In Nederland heeft het mij veel genoegen gedaan dat ik werd uitgenodigd in de Amsterdamse grachtengordel door de VPRO-kijkende progressieve bakfiets-rijdende hipsters die mijn gedachten interessant vonden. Tegelijkertijd werd ik uitgenodigd in de biblebelt om in kale kerken te gaan spreken over deze thema’s. Deze twee, op het eerste gezicht, wat anders denkende bevolkingsgroepen konden zich toch wel vinden in mijn gedachten. In die zin wil ik  een verbindende mens zijn die in allerlei milieus, ook in migrantengroeperingen, zijn gedachten wil laten groeien. Hier in België word ik uitgenodigd door partijpolitieke groeperingen van redelijk rechts tot vrij links. Extreem rechts vindt mij niet. Mochten zij mij uitnodigen, dan zou ik er naar toe gaan. Ik wil mij niet vastzetten in een bepaalde groepering, maar ik wil een breed discours dat mensen met verschillende achtergronden zal aanspreken.”

Als u contact hebt met allerlei groeperingen, ziet u dan overal dezelfde symptomen?

“Mijn discours gaat over de Westerse wereld, in andere delen van de wereld spelen andere mechanismen. In het binnenland van Afghanistan, zeg ik altijd, zullen kenmerken van borderline veel minder te vinden zijn. Daar spelen andere moeilijkheden die niet minder groot zijn. Laat dat heel duidelijk zijn, maar ik spreek over de mensen hier. Ik zie hoe mensen uit verre landen hier komen met totaal andere opvattingen en ideeën over geloof, over samenleven, over familie en hoe dat door de Westerse wereld als niet interessant wordt bezien. Wij beschouwen ons als superieur en zij moeten doen zoals wij, want wij weten het beter. We moeten daar de dialoog mee aangaan en nuanceren en luisteren.

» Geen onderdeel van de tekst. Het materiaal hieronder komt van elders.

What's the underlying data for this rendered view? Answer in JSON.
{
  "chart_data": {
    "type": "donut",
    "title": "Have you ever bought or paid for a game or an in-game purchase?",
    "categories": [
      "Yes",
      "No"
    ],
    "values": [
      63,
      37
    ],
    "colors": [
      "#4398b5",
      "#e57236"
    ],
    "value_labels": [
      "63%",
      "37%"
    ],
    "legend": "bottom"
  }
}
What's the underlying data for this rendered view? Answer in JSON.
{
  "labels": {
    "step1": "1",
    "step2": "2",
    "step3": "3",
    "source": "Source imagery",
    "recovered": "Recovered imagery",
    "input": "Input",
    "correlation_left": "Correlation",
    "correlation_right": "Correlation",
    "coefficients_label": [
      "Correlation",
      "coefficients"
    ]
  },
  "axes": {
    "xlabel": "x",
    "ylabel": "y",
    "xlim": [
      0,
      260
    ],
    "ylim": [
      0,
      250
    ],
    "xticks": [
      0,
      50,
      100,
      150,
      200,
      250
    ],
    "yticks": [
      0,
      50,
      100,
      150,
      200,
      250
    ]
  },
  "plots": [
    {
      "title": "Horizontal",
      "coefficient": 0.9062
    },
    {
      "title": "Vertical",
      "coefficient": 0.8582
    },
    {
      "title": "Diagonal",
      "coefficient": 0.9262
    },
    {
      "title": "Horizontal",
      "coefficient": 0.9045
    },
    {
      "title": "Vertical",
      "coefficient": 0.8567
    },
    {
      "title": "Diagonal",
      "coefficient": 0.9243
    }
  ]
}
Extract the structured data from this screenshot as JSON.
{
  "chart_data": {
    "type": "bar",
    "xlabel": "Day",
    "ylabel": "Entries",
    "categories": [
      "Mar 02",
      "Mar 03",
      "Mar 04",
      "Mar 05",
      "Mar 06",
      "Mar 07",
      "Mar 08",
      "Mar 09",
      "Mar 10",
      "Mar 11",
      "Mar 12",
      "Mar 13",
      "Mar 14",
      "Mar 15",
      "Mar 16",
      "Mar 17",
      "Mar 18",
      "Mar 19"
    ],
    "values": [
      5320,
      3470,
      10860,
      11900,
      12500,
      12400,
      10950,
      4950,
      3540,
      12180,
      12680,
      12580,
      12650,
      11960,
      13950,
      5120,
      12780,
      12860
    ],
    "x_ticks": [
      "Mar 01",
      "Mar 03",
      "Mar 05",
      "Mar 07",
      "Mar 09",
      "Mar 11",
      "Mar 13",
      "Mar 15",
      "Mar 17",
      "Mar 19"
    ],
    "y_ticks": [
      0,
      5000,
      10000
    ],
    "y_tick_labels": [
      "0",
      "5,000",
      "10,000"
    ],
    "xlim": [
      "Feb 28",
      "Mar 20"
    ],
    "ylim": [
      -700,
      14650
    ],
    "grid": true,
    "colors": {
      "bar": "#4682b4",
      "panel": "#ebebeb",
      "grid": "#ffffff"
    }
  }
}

Ik wil bijvoorbeeld weten hoe mensen uit andere culturen, als het gaat over familiaire verbanden en zorg, deze dingen aanpakken, zodat wij daarvan kunnen leren. Ik probeer dat met een open geest te doen, niet met een vooringenomenheid van het grote eigen gelijk. Dat is mijn houding tegenover andere achtergronden die vanuit hun cultuur hier dingen brengen die boeiend zijn om over te spreken. Die houding lijkt de dialoog te bevorderen. Deze mensen komen in onze wereld, waar ze deze kenmerken tegenkomen en waar ze gevraagd worden om daarin te integreren, dat is soms een cultuurclash. Een beetje kort door de bocht, maar wij vragen dus aan deze mensen om zo snel mogelijk de borderline-diagnose te krijgen.”

family-2899274_1920
Beeld door: Pixabay

U zegt dat het in andere culturen vaak veel minder speelt, heeft u een idee waardoor dat komt?

“Laten we al die verschillende culturen niet op een hoop gooien. Ik ben geen antropoloog en geen cultuur-socioloog. Ik zeg dit wat vrijblijvend en niet wetenschappelijk onderbouwd. Maar ik heb de indruk dat in veel culturen de familiaire verbanden nog hecht zijn en dat de tradities en het belang van religie nog ergens meespelen. Ik zeg dit met respect, ik zeg niet dat dat de oplossing is die wij ook moeten zoeken, maar het is interessant om daar samen over te spreken. Mijn oplossingen voor de wereld zitten in engagement, zorg en verbinding. Ik zie dat mensen in andere culturen het, wat die eigenschappen betreft, soms nogal goed doen en dan wil ik dat niet als achterlijk en oninteressant beschouwen. Ik wil dat nuanceren.”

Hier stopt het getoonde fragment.